I’m reading the great James Altucher’s book, “Choose Yourself.” It’s a fun and inspiring read, full of James’ trademark brutally honest yet whimsical writing style:
You really ought to buy the book, since James will actually reimburse you what you’ve paid (or donate the equivalent to charity) if you email him, so there’s really no risk.
(I still haven’t decided whether to have James refund my $5, or donate it to charity. Something tells me I will end up choosing myself!)
One of the great points James makes is about how to handle rejection. Essentially, James argues that there are three fundamental ways to deal with rejection:
1) Blame yourself (“I suck”)
This is the pessimist’s approach. The problem is, it encourages you to stop trying. Sure, you won’t get rejected again, but you won’t do anything worthwhile either.

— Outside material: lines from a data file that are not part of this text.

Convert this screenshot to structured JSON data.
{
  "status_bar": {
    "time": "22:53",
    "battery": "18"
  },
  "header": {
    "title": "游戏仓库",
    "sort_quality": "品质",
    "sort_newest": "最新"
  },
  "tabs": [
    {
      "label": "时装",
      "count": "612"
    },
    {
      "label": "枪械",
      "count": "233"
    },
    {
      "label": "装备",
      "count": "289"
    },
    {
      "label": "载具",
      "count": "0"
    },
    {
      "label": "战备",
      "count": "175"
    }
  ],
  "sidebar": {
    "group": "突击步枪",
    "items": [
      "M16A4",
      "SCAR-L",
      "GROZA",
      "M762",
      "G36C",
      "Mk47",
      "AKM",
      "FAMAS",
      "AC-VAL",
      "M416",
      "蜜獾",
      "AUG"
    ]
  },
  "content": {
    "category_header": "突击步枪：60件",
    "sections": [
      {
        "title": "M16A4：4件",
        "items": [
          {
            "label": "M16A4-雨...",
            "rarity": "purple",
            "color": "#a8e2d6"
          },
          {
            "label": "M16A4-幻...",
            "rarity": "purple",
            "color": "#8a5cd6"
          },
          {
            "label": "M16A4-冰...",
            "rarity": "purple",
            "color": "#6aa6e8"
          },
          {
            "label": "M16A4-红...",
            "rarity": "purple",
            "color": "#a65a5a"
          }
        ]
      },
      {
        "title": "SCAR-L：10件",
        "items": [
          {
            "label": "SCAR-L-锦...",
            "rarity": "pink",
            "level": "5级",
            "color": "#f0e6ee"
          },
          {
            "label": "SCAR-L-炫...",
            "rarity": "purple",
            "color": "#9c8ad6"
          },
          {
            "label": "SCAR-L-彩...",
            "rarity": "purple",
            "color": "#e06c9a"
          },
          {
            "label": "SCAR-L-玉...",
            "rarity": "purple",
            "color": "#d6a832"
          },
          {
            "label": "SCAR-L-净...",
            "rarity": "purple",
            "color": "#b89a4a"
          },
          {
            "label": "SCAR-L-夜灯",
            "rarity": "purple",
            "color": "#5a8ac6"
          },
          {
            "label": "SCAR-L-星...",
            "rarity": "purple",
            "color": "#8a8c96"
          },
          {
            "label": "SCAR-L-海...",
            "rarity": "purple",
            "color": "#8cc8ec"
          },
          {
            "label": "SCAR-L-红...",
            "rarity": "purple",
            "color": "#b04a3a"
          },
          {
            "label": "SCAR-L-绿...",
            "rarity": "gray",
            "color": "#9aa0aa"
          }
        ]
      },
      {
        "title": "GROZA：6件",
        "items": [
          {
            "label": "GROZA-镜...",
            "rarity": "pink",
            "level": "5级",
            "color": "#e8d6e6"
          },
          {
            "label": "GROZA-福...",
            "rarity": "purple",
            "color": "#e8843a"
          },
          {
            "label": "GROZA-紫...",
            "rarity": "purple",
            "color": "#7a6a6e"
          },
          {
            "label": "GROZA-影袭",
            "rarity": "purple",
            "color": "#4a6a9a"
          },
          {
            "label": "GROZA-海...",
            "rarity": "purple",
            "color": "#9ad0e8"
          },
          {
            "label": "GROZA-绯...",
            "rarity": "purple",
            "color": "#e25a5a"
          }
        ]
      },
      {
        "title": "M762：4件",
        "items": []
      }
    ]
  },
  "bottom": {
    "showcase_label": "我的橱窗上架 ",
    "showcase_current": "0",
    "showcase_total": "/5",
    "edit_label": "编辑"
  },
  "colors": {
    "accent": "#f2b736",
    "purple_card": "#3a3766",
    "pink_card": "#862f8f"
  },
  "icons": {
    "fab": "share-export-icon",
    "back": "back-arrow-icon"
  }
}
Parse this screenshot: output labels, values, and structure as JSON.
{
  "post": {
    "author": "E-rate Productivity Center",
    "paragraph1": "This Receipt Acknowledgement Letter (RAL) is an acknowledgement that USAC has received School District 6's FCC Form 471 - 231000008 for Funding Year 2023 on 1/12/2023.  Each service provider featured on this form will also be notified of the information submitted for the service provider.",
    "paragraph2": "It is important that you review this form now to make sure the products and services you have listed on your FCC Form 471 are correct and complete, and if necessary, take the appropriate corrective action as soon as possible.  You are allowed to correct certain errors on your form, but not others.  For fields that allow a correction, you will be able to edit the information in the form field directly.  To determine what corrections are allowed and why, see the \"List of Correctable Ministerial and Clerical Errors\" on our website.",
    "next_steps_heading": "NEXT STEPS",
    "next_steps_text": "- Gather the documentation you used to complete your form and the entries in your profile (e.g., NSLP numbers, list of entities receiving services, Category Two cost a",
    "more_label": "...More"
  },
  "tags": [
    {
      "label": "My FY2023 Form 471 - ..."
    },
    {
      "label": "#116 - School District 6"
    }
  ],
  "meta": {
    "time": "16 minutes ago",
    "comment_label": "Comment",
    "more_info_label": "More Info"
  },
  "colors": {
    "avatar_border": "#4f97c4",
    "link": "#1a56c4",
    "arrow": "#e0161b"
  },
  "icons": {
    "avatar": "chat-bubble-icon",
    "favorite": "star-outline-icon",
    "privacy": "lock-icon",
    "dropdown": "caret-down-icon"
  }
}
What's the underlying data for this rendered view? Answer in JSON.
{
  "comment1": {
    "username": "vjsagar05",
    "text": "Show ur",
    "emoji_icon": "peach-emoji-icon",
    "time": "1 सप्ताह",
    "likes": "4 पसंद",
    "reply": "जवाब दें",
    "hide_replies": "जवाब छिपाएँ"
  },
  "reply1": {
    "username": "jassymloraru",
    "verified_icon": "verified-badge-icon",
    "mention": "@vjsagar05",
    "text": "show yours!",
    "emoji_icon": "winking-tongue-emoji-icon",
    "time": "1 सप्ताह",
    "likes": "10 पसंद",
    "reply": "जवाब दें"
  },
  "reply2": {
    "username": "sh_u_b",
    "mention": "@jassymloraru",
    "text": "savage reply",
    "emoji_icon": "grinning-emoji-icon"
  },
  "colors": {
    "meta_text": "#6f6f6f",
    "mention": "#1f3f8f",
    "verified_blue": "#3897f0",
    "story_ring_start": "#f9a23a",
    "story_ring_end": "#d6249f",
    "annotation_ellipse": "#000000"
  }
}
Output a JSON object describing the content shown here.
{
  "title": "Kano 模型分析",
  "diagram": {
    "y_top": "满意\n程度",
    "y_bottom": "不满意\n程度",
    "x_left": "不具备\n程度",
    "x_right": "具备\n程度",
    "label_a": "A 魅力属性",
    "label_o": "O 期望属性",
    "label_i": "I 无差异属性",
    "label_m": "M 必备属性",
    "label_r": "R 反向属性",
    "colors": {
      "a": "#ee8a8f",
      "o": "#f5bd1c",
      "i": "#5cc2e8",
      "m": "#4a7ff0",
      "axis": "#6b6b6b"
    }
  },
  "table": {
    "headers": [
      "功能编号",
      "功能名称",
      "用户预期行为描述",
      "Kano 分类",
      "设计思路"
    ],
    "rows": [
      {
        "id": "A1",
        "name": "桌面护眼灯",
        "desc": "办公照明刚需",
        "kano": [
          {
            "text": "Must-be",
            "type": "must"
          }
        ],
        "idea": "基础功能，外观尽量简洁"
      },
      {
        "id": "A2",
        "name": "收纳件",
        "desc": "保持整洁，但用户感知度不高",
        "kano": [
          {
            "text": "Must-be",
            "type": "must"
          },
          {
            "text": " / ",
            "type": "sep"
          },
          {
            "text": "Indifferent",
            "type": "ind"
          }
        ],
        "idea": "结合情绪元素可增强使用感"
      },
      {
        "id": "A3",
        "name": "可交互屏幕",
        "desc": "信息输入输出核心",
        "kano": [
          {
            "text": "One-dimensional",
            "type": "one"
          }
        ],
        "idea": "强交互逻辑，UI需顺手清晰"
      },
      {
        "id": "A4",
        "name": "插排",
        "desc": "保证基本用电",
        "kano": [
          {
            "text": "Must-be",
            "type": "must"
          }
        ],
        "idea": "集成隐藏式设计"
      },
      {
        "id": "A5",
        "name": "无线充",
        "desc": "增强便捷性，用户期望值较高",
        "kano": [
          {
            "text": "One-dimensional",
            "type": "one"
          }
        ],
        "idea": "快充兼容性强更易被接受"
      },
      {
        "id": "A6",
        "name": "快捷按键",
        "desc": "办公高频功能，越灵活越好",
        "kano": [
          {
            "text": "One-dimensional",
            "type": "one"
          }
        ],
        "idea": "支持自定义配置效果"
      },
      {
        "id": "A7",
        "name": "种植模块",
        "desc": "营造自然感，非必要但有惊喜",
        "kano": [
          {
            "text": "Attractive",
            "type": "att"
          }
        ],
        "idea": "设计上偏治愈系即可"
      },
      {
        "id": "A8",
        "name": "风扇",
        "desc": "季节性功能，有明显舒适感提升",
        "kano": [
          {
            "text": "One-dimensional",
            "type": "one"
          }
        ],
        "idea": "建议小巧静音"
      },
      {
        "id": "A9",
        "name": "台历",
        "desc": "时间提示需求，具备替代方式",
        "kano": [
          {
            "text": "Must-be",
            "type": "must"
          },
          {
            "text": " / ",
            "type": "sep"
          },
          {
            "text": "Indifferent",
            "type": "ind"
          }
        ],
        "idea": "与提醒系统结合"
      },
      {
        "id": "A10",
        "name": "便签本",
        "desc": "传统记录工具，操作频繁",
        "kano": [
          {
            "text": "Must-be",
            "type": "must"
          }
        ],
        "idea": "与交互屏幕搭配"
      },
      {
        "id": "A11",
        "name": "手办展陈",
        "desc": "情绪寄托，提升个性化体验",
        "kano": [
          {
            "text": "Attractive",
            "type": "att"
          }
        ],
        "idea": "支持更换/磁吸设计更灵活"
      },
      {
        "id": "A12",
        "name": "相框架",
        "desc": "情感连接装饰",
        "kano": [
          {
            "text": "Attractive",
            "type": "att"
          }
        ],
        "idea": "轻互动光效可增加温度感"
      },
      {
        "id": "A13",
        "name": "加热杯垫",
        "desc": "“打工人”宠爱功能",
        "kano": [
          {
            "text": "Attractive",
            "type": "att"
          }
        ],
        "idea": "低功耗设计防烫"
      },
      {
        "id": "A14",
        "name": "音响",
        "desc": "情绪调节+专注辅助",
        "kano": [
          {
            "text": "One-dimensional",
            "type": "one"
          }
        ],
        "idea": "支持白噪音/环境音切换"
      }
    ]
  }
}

Martin Seligmann’s work on optimism and pessimism calls this “personalizing” a negative event.
2) Blame others (“They suck”)
This is the bully’s approach. It’s better in the sense that it doesn’t encourage passivity, but it doesn’t help you either. This is the classic approach of the low-level salesman. Customers who don’t buy are “tire-kickers” who would never buy anything. Sadly, many entrepreneurs also fall into this trap, labeling the investors that reject them, “idiots” or worse.
3) Try to learn something (“What can I do differently in the future?”)
This is the right way to handle rejection. Viewing rejection as a learning opportunity is very much the mark of Carol Dweck’s “Growth Mindset”. You take something negative (rejection), and use it to get better. When I reject an entrepreneur, I always try to give that entrepreneur a clear picture of why I’m rejecting him or her. It’s not easy to tell someone why you’re saying no, but it is the kindest and most helpful option.
Note that you can’t prevent an entrepreneur from blaming themself or blaming you; you can’t control their reactions. But you can make it easier for them to learn something.